Frequently Asked Questions
Should You Use Superwhisper?
Superwhisper is the most capable and customizable local-first AI dictation tool available in mid-2026, and it's not especially close. The custom modes system has no real equivalent, the offline processing is the real thing rather than a checkbox, and the SOC 2 plus HIPAA compliance opens doors that most dictation apps can't. For Mac-first professionals who handle sensitive data or dictate across many different contexts all day, it earns its 4.6.
The caveats are equally real, and worth taking seriously. The learning curve will frustrate anyone expecting to install and go. Windows and iOS feel like second-class citizens next to the Mac app, there's no Android version at all, and the 15-minute trial does the tool a disservice by not giving you enough room to see what it can do. This is a power tool that asks for an investment before it rewards you.
Our Recommendation
Start with the free tier—it doesn't expire, so there's no clock pressuring you.
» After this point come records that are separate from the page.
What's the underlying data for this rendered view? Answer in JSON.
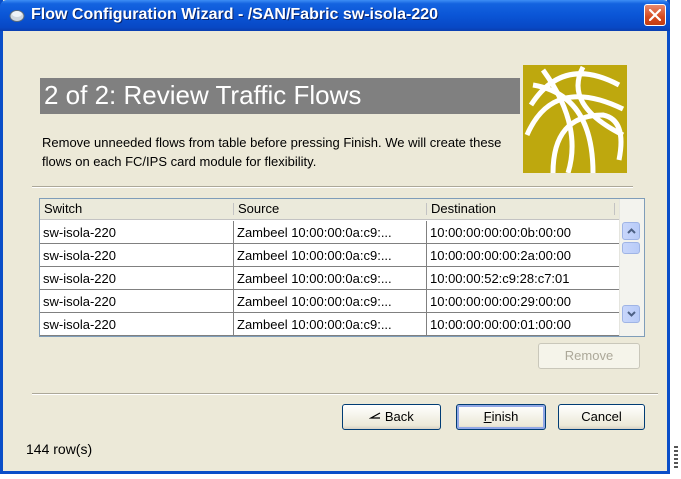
{
  "window": {
    "title": "Flow Configuration Wizard - /SAN/Fabric sw-isola-220"
  },
  "header": {
    "title": "2 of 2: Review Traffic Flows"
  },
  "description": "Remove unneeded flows from table before pressing Finish.  We will create these flows on each FC/IPS card module for flexibility.",
  "table": {
    "columns": [
      "Switch",
      "Source",
      "Destination"
    ],
    "rows": [
      {
        "switch": "sw-isola-220",
        "source": "Zambeel 10:00:00:0a:c9:...",
        "destination": "10:00:00:00:00:0b:00:00"
      },
      {
        "switch": "sw-isola-220",
        "source": "Zambeel 10:00:00:0a:c9:...",
        "destination": "10:00:00:00:00:2a:00:00"
      },
      {
        "switch": "sw-isola-220",
        "source": "Zambeel 10:00:00:0a:c9:...",
        "destination": "10:00:00:52:c9:28:c7:01"
      },
      {
        "switch": "sw-isola-220",
        "source": "Zambeel 10:00:00:0a:c9:...",
        "destination": "10:00:00:00:00:29:00:00"
      },
      {
        "switch": "sw-isola-220",
        "source": "Zambeel 10:00:00:0a:c9:...",
        "destination": "10:00:00:00:00:01:00:00"
      }
    ]
  },
  "buttons": {
    "remove": "Remove",
    "back": "Back",
    "finish_first": "F",
    "finish_rest": "inish",
    "cancel": "Cancel"
  },
  "status": {
    "row_count": "144 row(s)"
  },
  "colors": {
    "titlebar": "#0a55d6",
    "header_bar": "#808080",
    "logo_bg": "#bea80e",
    "close_button": "#d54a1f"
  },
  "icons": [
    "app-icon",
    "close-icon",
    "scroll-up-icon",
    "scroll-down-icon",
    "back-arrow-icon",
    "cisco-logo"
  ]
}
Spend real time building two or three custom modes for the apps you live in (email, chat, and notes is a good starting trio), and lean on a local model if privacy matters. If the workflow clicks within a week or two, move to the annual plan, or go straight to lifetime if you already know you're in for the long haul. If you'd rather not configure anything, that's a legitimate signal that a more plug-and-play tool suits you better.